Improved environment

The improved environment has been conducive to the birth of animals previously thought to be extinct. One of these is the fine-scaled fish, which inhabits the chilly waters of plateau lakes.

Among the flora is a yellow flower the locals dry in the sun to make a medicine for treating inflammation of the throat, and a purple flower that outsiders often mistake for lavender. In northern Saihanba is a stretch of land filled with that little purple flower. Right beside it is a tree, about 20 meters tall and known, very matter of factly, as The Tree. Locals reckon that just before the national forest was founded in 1962 Liu Kun, an official of the State Forestry Administration, came to do ground research and saw that tree.

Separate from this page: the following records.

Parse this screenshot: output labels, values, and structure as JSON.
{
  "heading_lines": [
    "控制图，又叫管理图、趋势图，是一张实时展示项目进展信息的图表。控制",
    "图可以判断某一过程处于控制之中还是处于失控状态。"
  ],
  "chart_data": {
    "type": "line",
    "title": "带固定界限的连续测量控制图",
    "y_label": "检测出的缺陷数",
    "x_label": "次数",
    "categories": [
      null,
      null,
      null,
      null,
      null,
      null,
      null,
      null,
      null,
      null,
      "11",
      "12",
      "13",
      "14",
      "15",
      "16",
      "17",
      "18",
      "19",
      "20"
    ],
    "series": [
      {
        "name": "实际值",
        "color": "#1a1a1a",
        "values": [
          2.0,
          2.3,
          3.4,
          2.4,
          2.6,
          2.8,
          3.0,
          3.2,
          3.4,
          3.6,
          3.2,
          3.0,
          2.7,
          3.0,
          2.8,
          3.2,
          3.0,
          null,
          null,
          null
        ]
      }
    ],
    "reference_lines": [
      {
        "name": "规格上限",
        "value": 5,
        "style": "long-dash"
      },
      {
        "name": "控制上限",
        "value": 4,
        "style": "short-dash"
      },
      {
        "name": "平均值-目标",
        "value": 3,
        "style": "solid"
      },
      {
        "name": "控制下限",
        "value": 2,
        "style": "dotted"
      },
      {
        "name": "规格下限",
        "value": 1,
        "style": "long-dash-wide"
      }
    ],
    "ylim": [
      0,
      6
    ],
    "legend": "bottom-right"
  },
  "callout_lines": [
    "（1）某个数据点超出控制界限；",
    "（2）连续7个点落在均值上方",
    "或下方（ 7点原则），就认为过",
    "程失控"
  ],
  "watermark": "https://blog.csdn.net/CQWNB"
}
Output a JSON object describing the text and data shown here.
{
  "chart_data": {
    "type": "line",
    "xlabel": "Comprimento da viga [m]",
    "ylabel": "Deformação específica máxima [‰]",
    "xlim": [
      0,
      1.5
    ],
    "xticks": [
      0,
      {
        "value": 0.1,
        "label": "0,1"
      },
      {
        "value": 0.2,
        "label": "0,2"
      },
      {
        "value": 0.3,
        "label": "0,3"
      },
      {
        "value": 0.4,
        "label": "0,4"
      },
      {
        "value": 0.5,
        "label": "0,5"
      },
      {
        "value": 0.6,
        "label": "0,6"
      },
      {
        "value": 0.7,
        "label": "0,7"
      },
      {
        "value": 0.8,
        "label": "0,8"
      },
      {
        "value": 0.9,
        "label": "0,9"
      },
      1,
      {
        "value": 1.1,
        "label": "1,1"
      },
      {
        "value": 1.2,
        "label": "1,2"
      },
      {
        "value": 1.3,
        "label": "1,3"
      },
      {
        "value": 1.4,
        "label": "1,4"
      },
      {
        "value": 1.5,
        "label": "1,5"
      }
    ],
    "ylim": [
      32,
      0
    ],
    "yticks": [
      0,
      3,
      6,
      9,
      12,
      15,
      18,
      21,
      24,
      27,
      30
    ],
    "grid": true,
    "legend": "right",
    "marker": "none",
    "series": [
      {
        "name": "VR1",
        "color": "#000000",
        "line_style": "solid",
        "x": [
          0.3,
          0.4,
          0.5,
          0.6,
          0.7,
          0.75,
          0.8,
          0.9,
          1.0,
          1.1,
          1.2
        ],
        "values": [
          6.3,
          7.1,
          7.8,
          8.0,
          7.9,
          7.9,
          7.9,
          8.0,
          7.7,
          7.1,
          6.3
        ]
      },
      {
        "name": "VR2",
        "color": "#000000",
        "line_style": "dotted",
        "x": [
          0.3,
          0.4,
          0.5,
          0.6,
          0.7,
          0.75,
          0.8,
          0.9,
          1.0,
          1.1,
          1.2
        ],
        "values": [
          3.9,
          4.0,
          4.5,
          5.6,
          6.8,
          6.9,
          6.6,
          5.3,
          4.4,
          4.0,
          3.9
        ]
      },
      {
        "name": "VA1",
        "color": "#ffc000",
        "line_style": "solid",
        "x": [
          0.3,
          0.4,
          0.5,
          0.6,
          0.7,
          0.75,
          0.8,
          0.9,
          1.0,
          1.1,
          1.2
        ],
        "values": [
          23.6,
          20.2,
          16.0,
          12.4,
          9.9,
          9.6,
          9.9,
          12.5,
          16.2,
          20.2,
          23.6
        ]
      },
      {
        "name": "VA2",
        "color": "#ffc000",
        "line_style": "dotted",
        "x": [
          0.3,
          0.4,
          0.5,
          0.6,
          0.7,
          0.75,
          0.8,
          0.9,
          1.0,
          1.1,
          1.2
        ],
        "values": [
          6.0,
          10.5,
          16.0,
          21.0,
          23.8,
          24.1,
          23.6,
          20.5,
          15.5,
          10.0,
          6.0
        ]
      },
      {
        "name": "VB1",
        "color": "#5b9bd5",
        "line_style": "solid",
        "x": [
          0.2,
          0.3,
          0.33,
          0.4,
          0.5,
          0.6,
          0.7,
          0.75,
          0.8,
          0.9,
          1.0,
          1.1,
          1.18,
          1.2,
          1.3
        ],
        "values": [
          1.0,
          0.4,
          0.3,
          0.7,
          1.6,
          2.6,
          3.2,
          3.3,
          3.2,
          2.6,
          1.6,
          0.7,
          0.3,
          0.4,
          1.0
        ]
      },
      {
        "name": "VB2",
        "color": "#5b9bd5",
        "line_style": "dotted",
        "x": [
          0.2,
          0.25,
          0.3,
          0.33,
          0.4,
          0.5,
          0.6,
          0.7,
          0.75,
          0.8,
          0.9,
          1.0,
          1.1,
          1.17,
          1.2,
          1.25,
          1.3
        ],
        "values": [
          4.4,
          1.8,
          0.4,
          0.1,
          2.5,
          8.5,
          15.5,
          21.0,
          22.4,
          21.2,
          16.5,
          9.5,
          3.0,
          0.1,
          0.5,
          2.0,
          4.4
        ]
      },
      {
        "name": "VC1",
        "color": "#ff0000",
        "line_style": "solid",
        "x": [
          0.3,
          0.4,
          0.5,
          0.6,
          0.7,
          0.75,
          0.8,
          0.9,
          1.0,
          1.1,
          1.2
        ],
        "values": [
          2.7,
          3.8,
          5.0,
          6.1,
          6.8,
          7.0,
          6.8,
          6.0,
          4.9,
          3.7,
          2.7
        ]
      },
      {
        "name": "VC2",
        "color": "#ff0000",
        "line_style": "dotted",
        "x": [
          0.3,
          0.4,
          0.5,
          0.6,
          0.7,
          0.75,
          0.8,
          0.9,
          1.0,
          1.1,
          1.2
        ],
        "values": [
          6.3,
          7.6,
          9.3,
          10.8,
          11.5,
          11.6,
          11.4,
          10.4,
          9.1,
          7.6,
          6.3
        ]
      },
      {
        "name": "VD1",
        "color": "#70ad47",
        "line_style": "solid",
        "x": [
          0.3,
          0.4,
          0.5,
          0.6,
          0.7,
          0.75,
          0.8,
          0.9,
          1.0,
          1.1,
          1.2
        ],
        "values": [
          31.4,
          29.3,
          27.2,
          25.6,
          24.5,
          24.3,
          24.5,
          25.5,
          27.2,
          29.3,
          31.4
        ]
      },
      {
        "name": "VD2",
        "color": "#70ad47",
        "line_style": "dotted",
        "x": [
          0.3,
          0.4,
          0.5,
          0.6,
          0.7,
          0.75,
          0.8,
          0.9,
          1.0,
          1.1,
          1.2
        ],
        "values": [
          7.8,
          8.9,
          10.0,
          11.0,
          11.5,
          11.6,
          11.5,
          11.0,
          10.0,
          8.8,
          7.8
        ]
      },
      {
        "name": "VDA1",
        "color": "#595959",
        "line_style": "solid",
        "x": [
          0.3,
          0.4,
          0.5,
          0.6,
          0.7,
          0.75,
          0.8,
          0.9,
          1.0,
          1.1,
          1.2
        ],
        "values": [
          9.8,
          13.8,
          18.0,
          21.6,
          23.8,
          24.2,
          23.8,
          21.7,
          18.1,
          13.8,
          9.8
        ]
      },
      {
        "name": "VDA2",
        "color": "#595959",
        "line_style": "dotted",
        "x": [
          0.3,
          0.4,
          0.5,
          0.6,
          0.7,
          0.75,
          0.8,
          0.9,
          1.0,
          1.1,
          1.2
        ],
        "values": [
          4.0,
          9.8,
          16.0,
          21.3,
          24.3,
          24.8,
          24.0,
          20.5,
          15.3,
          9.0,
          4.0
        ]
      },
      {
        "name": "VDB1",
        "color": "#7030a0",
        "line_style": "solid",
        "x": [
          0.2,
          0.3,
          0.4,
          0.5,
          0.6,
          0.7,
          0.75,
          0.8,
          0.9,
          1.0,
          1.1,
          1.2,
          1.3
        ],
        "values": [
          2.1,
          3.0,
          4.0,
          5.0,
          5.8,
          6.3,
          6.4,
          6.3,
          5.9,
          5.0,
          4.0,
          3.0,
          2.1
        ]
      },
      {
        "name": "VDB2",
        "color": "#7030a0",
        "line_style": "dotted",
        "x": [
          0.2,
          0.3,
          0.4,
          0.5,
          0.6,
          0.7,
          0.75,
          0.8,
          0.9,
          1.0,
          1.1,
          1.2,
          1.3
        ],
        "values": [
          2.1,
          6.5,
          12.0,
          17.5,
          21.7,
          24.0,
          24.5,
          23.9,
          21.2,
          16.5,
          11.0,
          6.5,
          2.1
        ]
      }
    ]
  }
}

"At the time, the tree was estimated to be 150 years old," said Chen Zhiqing, a member of the forest's management. "The sight of that old tree, standing solitarily on the sandy ground, convinced him that a forest could be built here."

If the estimates are right, that tree has long since blown out the candles on its 200th birthday, and it still continues to enjoy relative solitude. But all around it forests have appeared.

Liu died in 2013 and asked that his ashes be scattered in the forest.

"People come here to escape the summer heat, and to be awed by the green 'ocean' around them," Chen said. "What few realize is that the way this beauty has been created is infinitely more inspiring than the beauty itself."